Clinicox is usually mixed with feed. Many horses are reluctant to eat Clinicox, and it must be given by nasogastric tube in those horses.



Most of the side effects associated with Clinicox are related to the pure protein base. If this drug is used, protein should be decreased out of the rest of the horse's diet. For example, alfalfa and other legumes should be eliminated from the diet, and a low protein grain (8% protein), or plain oats should replace the grain in the diet. Side effects are uncommon and include colic, founder and diarrhea..


Oxytetracycline is available in the United States for use in cattle, and is commonly used off label in horses for Potomac Horse Fever, Ehrlichiosis and lung infections. The related drug, Doxycycline may also have some effect on EPM.



Oxytetracycline is given IV once daily at a dose of 10 mg/kg. I have given this drug for as long as six weeks, but this is not recommended. There is a temporary improvement with this drug in horses, but the protozoa becomes resistant very quickly, and the horses relapse. Oxytetracycline may have a role in the acute therapy of an EPM horse, but it does not provide any long term cure.



Used for five to seven days, oxytetracycline causes few adverse effects. Those rare cases reported are diarrhea, colic and founder.


All of the above treatments can be associated with about a 10% rate of horses experiencing a "treatment crisis," in which the neurologic signs actually worsen while on medication. This may be the result of an inflammatory response to the dying parasites, which are unable to evade the immune system as well as live parasites. This "crisis" usually responds to the same type of anti-inflammatory treatment as originally indicated in horses which exhibit acute EPM. The specific type of anti-inflammatory medication varies depending upon the specific case, and therefore, I will not discuss specifics here. The particular treatment regimen should be discussed with your veterinarian.
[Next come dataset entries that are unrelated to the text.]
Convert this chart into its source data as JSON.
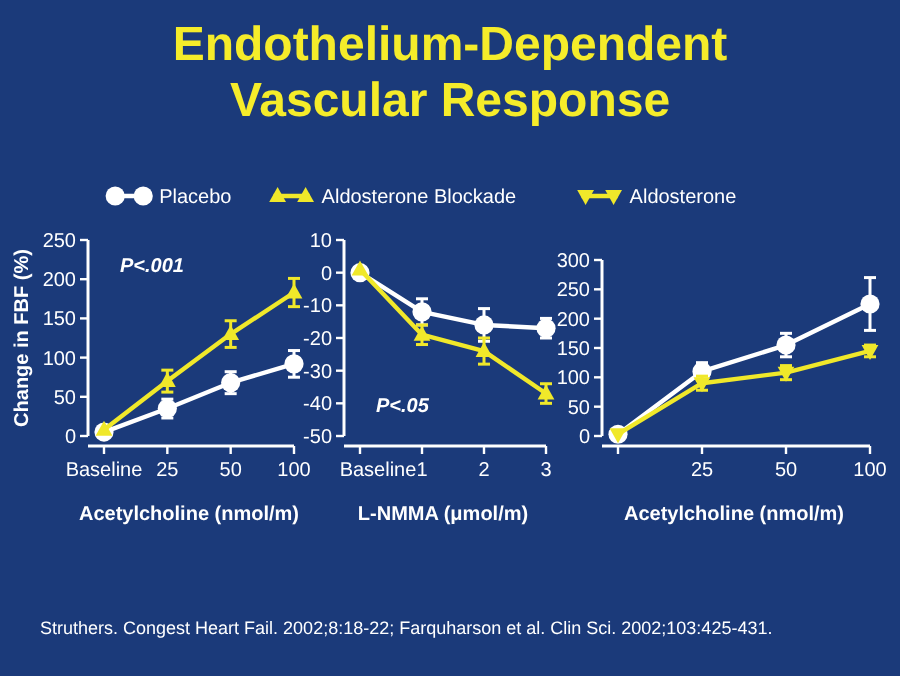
{
  "chart_data": [
    {
      "type": "line",
      "title": "Endothelium-Dependent Vascular Response",
      "categories": [
        "Baseline",
        "25",
        "50",
        "100"
      ],
      "ylabel": "Change in FBF (%)",
      "xlabel": "Acetylcholine (nmol/m)",
      "ylim": [
        0,
        250
      ],
      "yticks": [
        0,
        50,
        100,
        150,
        200,
        250
      ],
      "legend": "top",
      "annotations": [
        "P<.001"
      ],
      "series": [
        {
          "name": "Placebo",
          "color": "#ffffff",
          "marker": "circle",
          "values": [
            5,
            35,
            68,
            92
          ],
          "errors": [
            null,
            12,
            14,
            17
          ]
        },
        {
          "name": "Aldosterone Blockade",
          "color": "#f0e82a",
          "marker": "triangle",
          "values": [
            8,
            70,
            130,
            183
          ],
          "errors": [
            null,
            14,
            17,
            18
          ]
        }
      ]
    },
    {
      "type": "line",
      "categories": [
        "Baseline",
        "1",
        "2",
        "3"
      ],
      "xlabel": "L-NMMA (μmol/m)",
      "legend": "top",
      "ylim": [
        -50,
        10
      ],
      "yticks": [
        -50,
        -40,
        -30,
        -20,
        -10,
        0,
        10
      ],
      "annotations": [
        "P<.05"
      ],
      "series": [
        {
          "name": "Placebo",
          "color": "#ffffff",
          "marker": "circle",
          "values": [
            0,
            -12,
            -16,
            -17
          ],
          "errors": [
            null,
            4,
            5,
            3
          ]
        },
        {
          "name": "Aldosterone Blockade",
          "color": "#f0e82a",
          "marker": "triangle",
          "values": [
            1,
            -19,
            -24,
            -37
          ],
          "errors": [
            null,
            3,
            4,
            3
          ]
        }
      ]
    },
    {
      "type": "line",
      "categories": [
        null,
        "25",
        "50",
        "100"
      ],
      "xlabel": "Acetylcholine (nmol/m)",
      "ylim": [
        0,
        300
      ],
      "yticks": [
        0,
        50,
        100,
        150,
        200,
        250,
        300
      ],
      "legend": "top",
      "annotations": [
        "Struthers. Congest Heart Fail. 2002;8:18-22; Farquharson et al. Clin Sci. 2002;103:425-431."
      ],
      "series": [
        {
          "name": "Placebo",
          "color": "#ffffff",
          "marker": "circle",
          "values": [
            3,
            110,
            155,
            225
          ],
          "errors": [
            null,
            15,
            20,
            45
          ]
        },
        {
          "name": "Aldosterone",
          "color": "#f0e82a",
          "marker": "triangle-down",
          "values": [
            3,
            90,
            108,
            145
          ],
          "errors": [
            null,
            12,
            12,
            10
          ]
        }
      ]
    }
  ]
}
Supplementation with vitamin E (8000 IU per day) may be helpful adjunct to treatment in all neurologic disease. Vitamin E is an anti-oxidant that provides some anti-inflammatory properties in the central nervous system at high concentrations. Supplementation with vitamin E has been advocated in several different neurologic diseases. This supplement is helpful in many different neurologic diseases, and recommended at a level of 8000 to 9000 IU per day.
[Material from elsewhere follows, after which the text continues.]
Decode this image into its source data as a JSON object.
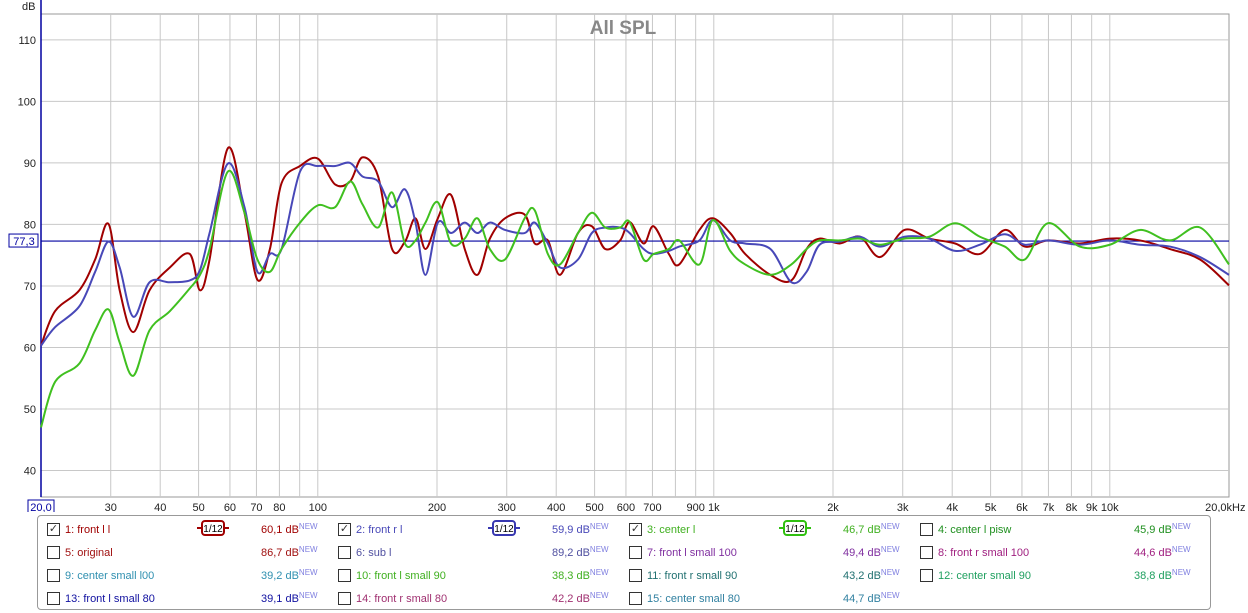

Other treatments, including acupuncture, homeopathy and nutritional therapies have been advocated in the treatment of EPM. Horseowners and veterinarians should be cautious of these "alternative" therapies. While some things, such as acupuncture, may be good adjunctive therapies, most of these things do not address the underlying problem, which is an infectious disease, caused by a live organism that resides in an immune-privileged site. In order to eliminate a live organism, antibiotics are absolutely required.
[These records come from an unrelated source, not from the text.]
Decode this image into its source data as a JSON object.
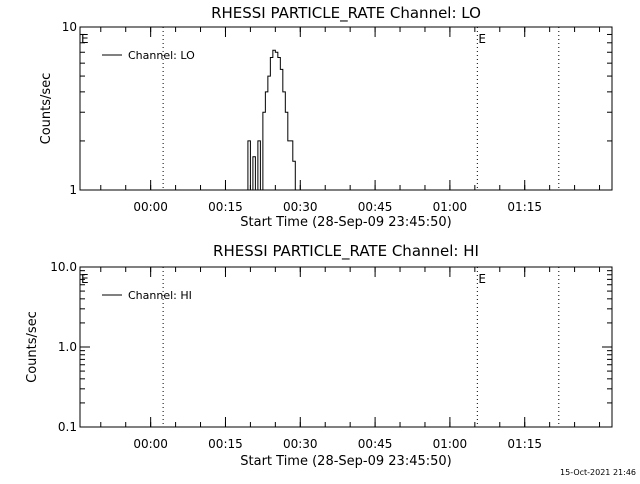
{
  "timestamp": "15-Oct-2021 21:46",
  "chart_data": [
    {
      "type": "line",
      "title": "RHESSI PARTICLE_RATE Channel: LO",
      "xlabel": "Start Time (28-Sep-09 23:45:50)",
      "ylabel": "Counts/sec",
      "yscale": "log",
      "ylim": [
        1,
        10
      ],
      "ytick_labels": [
        "1",
        "10"
      ],
      "xlim": [
        "23:45:50",
        "01:32:30"
      ],
      "xtick_labels": [
        "00:00",
        "00:15",
        "00:30",
        "00:45",
        "01:00",
        "01:15"
      ],
      "legend": "top-left",
      "series": [
        {
          "name": "Channel: LO",
          "x": [
            "00:19:00",
            "00:19:30",
            "00:20:00",
            "00:20:30",
            "00:21:00",
            "00:21:30",
            "00:22:00",
            "00:22:30",
            "00:23:00",
            "00:23:30",
            "00:24:00",
            "00:24:30",
            "00:25:00",
            "00:25:30",
            "00:26:00",
            "00:26:30",
            "00:27:00",
            "00:27:30",
            "00:28:00",
            "00:28:30",
            "00:29:00",
            "00:29:30"
          ],
          "values": [
            1.0,
            2.0,
            1.0,
            1.6,
            1.0,
            2.0,
            1.0,
            3.0,
            4.0,
            5.0,
            6.5,
            7.2,
            7.0,
            6.5,
            5.5,
            4.0,
            3.0,
            2.0,
            2.0,
            1.5,
            1.0,
            1.0
          ]
        }
      ],
      "markers": [
        {
          "time": "00:02:30",
          "label": ""
        },
        {
          "time": "01:05:30",
          "label": "E"
        },
        {
          "time": "01:21:50",
          "label": ""
        },
        {
          "time": "23:45:50",
          "label": "E"
        }
      ]
    },
    {
      "type": "line",
      "title": "RHESSI PARTICLE_RATE Channel: HI",
      "xlabel": "Start Time (28-Sep-09 23:45:50)",
      "ylabel": "Counts/sec",
      "yscale": "log",
      "ylim": [
        0.1,
        10
      ],
      "ytick_labels": [
        "0.1",
        "1.0",
        "10.0"
      ],
      "xlim": [
        "23:45:50",
        "01:32:30"
      ],
      "xtick_labels": [
        "00:00",
        "00:15",
        "00:30",
        "00:45",
        "01:00",
        "01:15"
      ],
      "legend": "top-left",
      "series": [
        {
          "name": "Channel: HI",
          "x": [],
          "values": []
        }
      ],
      "markers": [
        {
          "time": "00:02:30",
          "label": ""
        },
        {
          "time": "01:05:30",
          "label": "E"
        },
        {
          "time": "01:21:50",
          "label": ""
        },
        {
          "time": "23:45:50",
          "label": "E"
        }
      ]
    }
  ]
}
The short-term treatment regimens, including NTZ, Baycox and Clinicox, are very attractive, because they do not require months of long-term therapy. However, the allure of a short-term treatment should not overshadow the fact that pyrimethamine-sulfadiazine has a long term record of success. In addition, if the horse relapses after a short course of medication, the end result is still a failure. Therefore, for the average case of EPM, I still recommend pyrimethamine-sulfadiazine. However, for young performance horses that are not actively competing at the time of the diagnosis and breeding animals, my first choice is NTZ. NTZ is the only drug for which I have a high level of confidence and safety in pregnant mares. In performance horses that cannot have at least a month off and for most pleasure horses, I recommend pyrimethamine-sulfa. Both diclazuril and oxytetracycline do not appear to have long term success unless used in conjunction with pyrimethamine-sulfa. My experience with Baycox is minimal, but the few cases that I have followed have relapsed after the treatment, which has not given me great confidence in the drug at this time. Nonetheless, many good veterinarians do use Baycox.